Our house is definitely going to be on the next Home and Garden Tour.

I got the idea for the tires from the lady we used to buy milk from. She said they work really well, and you can just keep stacking them up as the plants get bigger. God knows, we have plenty of old tires on our new (abandoned) property. I'm also hoping the heat absorbed by the black tires will keep the plants a bit warmer and happier during our cool nights in the summer.

I also planted out the remaining eight basil seedlings in various places. Those have some attractive plastic milk jugs around them, too.

A. spent the morning cutting up and hauling away the board fence that used to be where that stone wall is in the above picture. It was big, heavy, and awkward, and has been sitting in the middle of the yard near my lettuce for months now. His gift to me was two hours with a chainsaw and wheelbarrow to get it off the ground and out of my way.

Beautiful bare ground, just waiting to be planted with something.
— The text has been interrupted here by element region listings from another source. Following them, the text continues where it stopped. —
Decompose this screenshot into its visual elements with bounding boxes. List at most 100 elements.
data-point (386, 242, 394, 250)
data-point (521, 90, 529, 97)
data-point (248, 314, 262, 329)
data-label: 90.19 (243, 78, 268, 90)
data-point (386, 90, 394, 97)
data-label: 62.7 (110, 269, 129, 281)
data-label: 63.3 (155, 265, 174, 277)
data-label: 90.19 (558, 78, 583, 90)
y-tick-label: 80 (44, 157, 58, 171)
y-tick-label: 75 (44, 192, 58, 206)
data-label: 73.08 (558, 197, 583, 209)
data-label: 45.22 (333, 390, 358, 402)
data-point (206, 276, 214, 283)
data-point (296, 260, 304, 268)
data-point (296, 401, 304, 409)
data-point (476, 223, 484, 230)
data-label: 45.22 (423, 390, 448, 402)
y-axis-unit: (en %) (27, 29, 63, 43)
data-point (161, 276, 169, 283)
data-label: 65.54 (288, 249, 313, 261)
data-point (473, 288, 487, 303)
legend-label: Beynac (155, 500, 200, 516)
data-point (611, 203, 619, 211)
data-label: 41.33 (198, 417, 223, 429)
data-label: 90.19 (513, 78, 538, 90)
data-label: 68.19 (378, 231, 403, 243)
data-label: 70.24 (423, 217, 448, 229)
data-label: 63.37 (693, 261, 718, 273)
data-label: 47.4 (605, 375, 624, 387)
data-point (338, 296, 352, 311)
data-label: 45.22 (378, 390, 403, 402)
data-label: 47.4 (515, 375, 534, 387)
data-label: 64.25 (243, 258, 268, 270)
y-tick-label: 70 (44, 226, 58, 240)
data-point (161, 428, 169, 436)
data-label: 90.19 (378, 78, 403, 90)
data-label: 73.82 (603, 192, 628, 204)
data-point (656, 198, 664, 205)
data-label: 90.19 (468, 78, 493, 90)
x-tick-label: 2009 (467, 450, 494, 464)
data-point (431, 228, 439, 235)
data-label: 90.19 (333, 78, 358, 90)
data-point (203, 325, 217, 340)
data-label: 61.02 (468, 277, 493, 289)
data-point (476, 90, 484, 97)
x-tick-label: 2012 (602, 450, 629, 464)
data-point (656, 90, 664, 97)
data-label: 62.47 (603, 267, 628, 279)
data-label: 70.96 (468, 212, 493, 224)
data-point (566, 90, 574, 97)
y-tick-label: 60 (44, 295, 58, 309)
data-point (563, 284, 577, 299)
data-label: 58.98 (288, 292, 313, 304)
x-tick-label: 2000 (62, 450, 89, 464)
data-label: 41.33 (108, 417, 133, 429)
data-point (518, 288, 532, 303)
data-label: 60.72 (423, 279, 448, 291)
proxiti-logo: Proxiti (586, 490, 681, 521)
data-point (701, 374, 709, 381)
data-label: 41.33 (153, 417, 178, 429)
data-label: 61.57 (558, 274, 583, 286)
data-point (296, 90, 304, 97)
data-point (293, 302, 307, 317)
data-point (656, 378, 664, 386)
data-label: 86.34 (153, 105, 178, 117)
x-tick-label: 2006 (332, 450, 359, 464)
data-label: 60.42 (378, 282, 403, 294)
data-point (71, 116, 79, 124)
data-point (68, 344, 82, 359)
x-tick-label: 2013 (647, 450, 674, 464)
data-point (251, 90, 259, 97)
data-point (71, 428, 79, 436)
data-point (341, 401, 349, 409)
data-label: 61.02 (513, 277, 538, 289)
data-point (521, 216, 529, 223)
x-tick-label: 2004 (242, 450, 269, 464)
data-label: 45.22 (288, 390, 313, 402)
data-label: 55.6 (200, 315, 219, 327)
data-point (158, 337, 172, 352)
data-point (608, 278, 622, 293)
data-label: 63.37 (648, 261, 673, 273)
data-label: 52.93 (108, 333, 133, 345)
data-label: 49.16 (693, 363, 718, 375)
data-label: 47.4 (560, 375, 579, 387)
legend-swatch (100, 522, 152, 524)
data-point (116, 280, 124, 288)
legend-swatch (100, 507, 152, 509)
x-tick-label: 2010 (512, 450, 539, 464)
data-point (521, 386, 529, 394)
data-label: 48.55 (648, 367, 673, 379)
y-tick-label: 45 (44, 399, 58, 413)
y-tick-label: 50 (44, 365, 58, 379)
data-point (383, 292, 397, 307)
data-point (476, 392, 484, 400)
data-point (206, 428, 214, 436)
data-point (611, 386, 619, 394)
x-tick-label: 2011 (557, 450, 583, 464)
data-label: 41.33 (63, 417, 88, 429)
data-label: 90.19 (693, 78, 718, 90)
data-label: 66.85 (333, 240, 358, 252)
More cabbages, maybe?

Cubby nailed up some of the wood to cover gaps in the fence to keep the dogs from racing around that yard and over my carrots. He also used some hinges that had been on the section of fence A. cut up to actually afix the gate to the post to that yard, so now I have a fully-functioning gate there, instead of various propped-up pieces of wood that were always getting blown over in the wind.

After Poppy's nap, A. took all four kids (and the dogs) to our neighbor's canyon so I could sit here in a quiet house. Except it's not all that quiet, because I'm listening to music on my computer. I love music, but I absolutely cannot have it on when my kids are around, because they make too much noise of their own and the combination of them and the music just makes me crazy.

So for now, it's just me and Gary Allan.* And both of us are right where we need to be.

Happy Mother's Day to all my sisters in arms. I hope the day is exactly what you wish it to be.

* It occurs to me that I should be taking advantage of my children's absence to listen to something not appropriate for their innocent ears. Pink, coming right up!